If you train and pay someone to be a murder, she will be a murderer. If you monetarily reward someone based on his ability to conquer and kill others you will by necessity have someone who embraces violence and murder and who might strive to excel at it. Expecting these lessons to be enacted only when “the boss” says so is asking too much, particularly when there is often no logical justification for or discernable pattern to when and where the boundaries are, beyond the financial interests of a select few in power. “The boss” needs to be held accountable as well. In our hatred of these abusers our sights hone in on the fall guy, the most powerless among the abusers. We focus only on the ones who wielded the sword, not who gave them the weapon, trained them to use it, and placed them into psychologically traumatizing situations.

On another day, Bales might have received a medal for slaughtering human beings. Gree and the Butterball workers probably saw their superiors or coworkers viciously torturing animals as they did. I am not denying that these people have agency, that they are culpable for their violence, that they should not have done what they did, but I am calling attention to the fact that they did these things within systems where their actions were normalized and at times rewarded. We need to attack the system as well as the abuser.

All the abusers mentioned here deserve to be punished. And they deserve to be punished more harshly than they were.  But that is just one screw loose in dismantling the machine of violence and oppression that these industries really are. The punished workers are expendable, unskilled, and replaceable to those in charge. Other workers have filled their place already and some are likely acting as they did. The machine will keep running. We need to remember that these injustices will continue to happen unless we start holding those in power—the ones who get to sit behind a desk and send others to do their killing—are held accountable and punished.

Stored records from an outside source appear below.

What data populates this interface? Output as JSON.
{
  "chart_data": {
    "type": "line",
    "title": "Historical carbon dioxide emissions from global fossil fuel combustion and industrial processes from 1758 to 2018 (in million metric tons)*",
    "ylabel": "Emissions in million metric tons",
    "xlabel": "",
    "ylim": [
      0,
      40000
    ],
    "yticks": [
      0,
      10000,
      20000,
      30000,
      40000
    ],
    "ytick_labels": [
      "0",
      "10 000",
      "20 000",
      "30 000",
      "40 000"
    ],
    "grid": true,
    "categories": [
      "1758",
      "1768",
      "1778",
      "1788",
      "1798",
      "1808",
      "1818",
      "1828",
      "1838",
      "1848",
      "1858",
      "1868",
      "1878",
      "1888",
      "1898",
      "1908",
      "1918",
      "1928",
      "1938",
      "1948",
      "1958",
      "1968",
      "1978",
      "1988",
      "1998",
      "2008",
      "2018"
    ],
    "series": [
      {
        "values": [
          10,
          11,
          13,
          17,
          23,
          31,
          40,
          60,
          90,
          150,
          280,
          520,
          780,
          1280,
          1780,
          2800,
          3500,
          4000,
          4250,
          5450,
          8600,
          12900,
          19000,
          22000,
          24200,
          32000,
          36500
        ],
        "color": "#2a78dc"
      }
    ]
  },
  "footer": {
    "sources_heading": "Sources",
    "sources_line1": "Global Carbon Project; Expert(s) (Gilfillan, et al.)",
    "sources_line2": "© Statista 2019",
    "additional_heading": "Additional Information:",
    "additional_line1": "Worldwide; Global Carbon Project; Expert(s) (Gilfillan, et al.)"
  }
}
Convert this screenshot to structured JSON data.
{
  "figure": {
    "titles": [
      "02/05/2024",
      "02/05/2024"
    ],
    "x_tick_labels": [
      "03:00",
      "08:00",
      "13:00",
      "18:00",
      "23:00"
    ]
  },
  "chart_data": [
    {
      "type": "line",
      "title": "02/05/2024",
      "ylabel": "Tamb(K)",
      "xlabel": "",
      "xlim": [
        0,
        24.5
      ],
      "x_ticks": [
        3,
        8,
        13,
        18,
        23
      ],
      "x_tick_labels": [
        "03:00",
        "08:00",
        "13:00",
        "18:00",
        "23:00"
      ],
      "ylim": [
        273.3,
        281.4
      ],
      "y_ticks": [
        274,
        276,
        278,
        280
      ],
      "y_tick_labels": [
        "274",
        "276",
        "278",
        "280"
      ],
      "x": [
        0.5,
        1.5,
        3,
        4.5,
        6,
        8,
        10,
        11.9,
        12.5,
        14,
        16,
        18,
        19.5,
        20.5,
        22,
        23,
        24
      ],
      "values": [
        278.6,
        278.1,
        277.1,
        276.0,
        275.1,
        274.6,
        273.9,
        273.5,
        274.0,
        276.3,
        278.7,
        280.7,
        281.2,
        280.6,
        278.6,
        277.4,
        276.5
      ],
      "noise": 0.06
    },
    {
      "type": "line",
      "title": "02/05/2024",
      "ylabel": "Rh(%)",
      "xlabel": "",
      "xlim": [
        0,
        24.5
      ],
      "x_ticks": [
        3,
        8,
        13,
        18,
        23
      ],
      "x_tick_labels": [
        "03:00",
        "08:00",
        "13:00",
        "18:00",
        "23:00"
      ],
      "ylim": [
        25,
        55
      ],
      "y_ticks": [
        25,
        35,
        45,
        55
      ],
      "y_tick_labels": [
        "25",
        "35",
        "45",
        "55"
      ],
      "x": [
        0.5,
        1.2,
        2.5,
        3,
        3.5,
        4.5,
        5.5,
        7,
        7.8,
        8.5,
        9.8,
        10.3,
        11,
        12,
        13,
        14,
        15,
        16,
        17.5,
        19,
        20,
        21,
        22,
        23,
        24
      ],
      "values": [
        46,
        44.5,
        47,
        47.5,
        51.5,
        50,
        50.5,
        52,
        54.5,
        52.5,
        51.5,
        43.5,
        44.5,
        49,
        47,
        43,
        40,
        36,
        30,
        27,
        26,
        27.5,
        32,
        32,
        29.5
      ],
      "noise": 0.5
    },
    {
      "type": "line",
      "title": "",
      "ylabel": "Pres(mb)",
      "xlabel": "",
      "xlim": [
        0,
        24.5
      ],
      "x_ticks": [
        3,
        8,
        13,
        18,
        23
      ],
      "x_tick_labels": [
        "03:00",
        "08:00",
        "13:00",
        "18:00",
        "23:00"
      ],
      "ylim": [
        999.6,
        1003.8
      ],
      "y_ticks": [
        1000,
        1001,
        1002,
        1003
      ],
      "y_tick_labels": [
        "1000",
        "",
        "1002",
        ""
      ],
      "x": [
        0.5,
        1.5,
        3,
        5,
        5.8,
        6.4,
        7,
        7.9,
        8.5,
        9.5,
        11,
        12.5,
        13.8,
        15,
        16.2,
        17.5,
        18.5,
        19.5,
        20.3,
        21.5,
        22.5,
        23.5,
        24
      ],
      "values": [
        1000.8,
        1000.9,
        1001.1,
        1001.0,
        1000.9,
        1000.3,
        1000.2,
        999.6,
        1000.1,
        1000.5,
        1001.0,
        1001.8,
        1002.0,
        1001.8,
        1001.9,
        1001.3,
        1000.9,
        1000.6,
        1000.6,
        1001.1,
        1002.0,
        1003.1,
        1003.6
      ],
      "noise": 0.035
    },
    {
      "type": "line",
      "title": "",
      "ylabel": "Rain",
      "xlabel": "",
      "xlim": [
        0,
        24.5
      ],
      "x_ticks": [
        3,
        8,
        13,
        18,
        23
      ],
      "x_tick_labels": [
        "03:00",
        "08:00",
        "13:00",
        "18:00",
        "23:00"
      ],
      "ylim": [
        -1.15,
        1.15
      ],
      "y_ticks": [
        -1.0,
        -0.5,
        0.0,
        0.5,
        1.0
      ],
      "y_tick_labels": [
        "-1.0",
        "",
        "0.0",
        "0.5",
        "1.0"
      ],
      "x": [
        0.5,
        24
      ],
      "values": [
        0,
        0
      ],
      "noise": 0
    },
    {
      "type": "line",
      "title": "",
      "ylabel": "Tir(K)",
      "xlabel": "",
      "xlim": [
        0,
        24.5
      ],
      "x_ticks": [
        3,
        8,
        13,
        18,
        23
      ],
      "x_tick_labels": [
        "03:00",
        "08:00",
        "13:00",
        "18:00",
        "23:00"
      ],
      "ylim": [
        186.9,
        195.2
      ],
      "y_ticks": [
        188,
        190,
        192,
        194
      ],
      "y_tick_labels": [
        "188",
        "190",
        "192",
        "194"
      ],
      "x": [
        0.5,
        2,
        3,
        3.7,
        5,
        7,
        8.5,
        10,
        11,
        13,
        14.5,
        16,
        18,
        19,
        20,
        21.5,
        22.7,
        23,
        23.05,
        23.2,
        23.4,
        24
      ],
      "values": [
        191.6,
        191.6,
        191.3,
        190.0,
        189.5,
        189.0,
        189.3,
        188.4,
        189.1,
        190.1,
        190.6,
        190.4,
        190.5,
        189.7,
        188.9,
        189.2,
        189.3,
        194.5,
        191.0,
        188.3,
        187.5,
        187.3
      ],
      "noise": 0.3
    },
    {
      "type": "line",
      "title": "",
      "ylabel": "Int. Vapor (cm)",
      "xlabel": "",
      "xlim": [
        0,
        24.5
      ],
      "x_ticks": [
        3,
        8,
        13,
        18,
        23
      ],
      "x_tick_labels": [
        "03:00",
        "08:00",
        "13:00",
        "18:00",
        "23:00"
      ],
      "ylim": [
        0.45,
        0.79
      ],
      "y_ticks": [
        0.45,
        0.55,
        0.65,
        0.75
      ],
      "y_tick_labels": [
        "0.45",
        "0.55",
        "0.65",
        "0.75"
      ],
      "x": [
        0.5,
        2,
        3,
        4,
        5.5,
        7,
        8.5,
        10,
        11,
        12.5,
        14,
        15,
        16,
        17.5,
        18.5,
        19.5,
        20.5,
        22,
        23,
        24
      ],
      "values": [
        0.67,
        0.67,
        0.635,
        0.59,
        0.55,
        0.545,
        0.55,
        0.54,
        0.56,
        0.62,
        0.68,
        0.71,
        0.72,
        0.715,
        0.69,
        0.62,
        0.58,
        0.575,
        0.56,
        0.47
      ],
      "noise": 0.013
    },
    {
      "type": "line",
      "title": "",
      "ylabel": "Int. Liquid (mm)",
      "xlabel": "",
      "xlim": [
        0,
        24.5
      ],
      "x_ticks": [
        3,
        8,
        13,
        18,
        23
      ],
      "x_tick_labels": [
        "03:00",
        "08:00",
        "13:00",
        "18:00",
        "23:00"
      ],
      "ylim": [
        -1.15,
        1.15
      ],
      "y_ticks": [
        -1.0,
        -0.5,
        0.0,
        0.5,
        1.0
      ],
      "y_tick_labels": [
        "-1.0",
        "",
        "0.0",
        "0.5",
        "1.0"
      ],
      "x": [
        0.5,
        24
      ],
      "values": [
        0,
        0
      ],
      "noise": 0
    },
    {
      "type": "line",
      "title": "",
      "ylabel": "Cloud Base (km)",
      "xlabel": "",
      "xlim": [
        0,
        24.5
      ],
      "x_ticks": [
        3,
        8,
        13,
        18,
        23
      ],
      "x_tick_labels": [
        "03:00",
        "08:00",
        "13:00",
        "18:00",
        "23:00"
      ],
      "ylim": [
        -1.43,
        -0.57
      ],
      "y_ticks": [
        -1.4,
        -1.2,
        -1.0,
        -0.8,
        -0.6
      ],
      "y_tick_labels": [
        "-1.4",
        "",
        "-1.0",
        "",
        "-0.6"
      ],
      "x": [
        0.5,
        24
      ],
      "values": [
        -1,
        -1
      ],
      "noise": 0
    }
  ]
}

People profit off of a system where lives are rendered into objects, physically and ideologically. Lines are drawn between human and non-human, US-citizen and foreigners. We have constructed the boundaries of nationhood and species as if they are boundaries to our moral and ethical limits of care. However, they only exist to preserve systems of power and capital gain via institutions premised on violence and the success of the few at the expense of many. This system only works if the less privileged masses stay pacified blaming each other for the crimes of the powerful and never demanding that the real villains, the ones who drive this insanity but assume no risk, are held accountable.

2 Comments leave one →
  1. March 27, 2012 6:04 am

    Your post is precisely accurate. I fear that the current (and long entrenched) power structure is simply too well dug in to be easily uprooted. I wish it weren’t true.

    I’ve been reading about holding superiors and those in power responsible for decades (see stories re My Lai Massacre..http://www.historylearningsite.co.uk/my_lai_massacre.htm) and such just does not happen. My Lai occurred 44 years ago…no one with power was even much inconvenienced. Those holding power do not relinquish power or submit to justice unless forced to do so. It is the forcing them to do so that gets messy.

    • March 29, 2012 4:53 pm

      You are completely correct. Even though in the cases I discussed above a few people were held accountable, usually it is all swept under the rug. And it is always treated like an anomaly, even though it is not at all.